Renovating Names in Open-Vocabulary Segmentation Benchmarks
Haiwen Huang, Songyou Peng, Dan Zhang, Andreas Geiger
TL;DR
RENOVATE tackles the naming misalignment in open-vocabulary segmentation by automatically generating context-rich candidate names and learning a per-segment renaming model that aligns visual segments with refined text labels. The approach uses context-noun augmentation and GPT-4-based candidate generation, a CLIP-enabled transformer decoder with feedforward attention biased by ground-truth masks, and negative sampling to produce high-quality, segment-level names. Empirical results show RENOVATE improves open-vocabulary generalization (up to ~4 PQ and ~5 mIoU gains) and data efficiency, while enabling fine-grained evaluation via semantic-name similarity metrics that reveal benign misclassifications and model biases.

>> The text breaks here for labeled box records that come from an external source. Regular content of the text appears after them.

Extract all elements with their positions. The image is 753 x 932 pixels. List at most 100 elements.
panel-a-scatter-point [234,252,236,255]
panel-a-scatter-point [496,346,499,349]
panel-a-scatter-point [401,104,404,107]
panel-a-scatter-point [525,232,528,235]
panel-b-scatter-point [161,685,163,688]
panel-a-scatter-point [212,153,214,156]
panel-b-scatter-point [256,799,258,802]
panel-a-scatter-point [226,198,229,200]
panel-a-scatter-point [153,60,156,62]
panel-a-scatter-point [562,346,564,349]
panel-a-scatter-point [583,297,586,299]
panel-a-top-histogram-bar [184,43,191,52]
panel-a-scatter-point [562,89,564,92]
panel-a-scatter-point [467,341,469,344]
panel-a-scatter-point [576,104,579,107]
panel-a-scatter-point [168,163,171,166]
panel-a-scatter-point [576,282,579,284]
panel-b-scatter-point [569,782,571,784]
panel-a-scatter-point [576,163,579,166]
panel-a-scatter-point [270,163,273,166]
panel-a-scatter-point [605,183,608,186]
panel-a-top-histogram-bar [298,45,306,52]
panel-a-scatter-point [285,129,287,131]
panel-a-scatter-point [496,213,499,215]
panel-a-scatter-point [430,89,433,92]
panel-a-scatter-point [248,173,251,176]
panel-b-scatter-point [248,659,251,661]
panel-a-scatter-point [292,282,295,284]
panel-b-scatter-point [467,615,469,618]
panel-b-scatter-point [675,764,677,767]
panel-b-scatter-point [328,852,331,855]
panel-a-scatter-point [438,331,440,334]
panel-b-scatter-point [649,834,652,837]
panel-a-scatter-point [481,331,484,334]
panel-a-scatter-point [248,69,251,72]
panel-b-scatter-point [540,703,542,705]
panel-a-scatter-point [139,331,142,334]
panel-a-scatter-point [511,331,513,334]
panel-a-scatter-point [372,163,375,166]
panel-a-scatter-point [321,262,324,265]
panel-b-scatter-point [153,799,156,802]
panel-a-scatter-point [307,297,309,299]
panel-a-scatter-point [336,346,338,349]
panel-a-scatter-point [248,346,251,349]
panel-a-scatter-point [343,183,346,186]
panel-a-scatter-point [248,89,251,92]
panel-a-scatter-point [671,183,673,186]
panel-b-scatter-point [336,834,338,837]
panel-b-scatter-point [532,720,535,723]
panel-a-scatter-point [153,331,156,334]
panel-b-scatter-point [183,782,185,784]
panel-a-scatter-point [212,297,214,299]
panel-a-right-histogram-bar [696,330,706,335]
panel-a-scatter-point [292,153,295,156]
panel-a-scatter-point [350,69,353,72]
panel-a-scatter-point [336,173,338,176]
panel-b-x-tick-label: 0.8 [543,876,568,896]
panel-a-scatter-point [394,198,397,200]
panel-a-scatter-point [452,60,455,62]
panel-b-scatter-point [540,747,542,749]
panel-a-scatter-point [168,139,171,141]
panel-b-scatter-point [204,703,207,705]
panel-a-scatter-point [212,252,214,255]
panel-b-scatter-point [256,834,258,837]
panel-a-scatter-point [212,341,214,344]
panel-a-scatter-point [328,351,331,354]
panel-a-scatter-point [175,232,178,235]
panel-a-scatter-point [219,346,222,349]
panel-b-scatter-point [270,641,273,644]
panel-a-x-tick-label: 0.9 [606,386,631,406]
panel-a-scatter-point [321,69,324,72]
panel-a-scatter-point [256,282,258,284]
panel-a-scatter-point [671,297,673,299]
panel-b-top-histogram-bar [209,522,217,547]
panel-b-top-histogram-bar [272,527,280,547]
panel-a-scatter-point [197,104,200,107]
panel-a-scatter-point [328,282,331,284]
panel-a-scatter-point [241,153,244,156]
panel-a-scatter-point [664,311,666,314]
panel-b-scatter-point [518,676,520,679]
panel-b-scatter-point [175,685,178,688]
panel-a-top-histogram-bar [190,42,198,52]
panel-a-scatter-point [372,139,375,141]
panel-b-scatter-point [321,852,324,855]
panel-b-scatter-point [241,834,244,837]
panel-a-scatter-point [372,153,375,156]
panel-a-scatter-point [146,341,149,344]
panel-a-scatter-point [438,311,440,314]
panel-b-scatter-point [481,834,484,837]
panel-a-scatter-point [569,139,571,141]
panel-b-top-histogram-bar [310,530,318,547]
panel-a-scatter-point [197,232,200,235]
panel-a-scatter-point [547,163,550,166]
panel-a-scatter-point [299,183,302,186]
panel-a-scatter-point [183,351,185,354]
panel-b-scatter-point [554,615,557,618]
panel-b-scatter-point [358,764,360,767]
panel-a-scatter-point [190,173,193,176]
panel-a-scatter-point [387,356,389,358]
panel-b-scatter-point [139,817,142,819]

The work demonstrates practical benefits for relabeling datasets like COCO, ADE20K, and Cityscapes and provides resources for improved benchmarking and dataset curation in vision-language segmentation.
Abstract
Names are essential to both human cognition and vision-language models. Open-vocabulary models utilize class names as text prompts to generalize to categories unseen during training. However, the precision of these names is often overlooked in existing datasets. In this paper, we address this underexplored problem by presenting a framework for "renovating" names in open-vocabulary segmentation benchmarks (RENOVATE). Our framework features a renaming model that enhances the quality of names for each visual segment. Through experiments, we demonstrate that our renovated names help train stronger open-vocabulary models with up to 15% relative improvement and significantly enhance training efficiency with improved data quality. We also show that our renovated names improve evaluation by better measuring misclassification and enabling fine-grained model analysis. We will provide our code and relabelings for several popular segmentation datasets (MS COCO, ADE20K, Cityscapes) to the research community.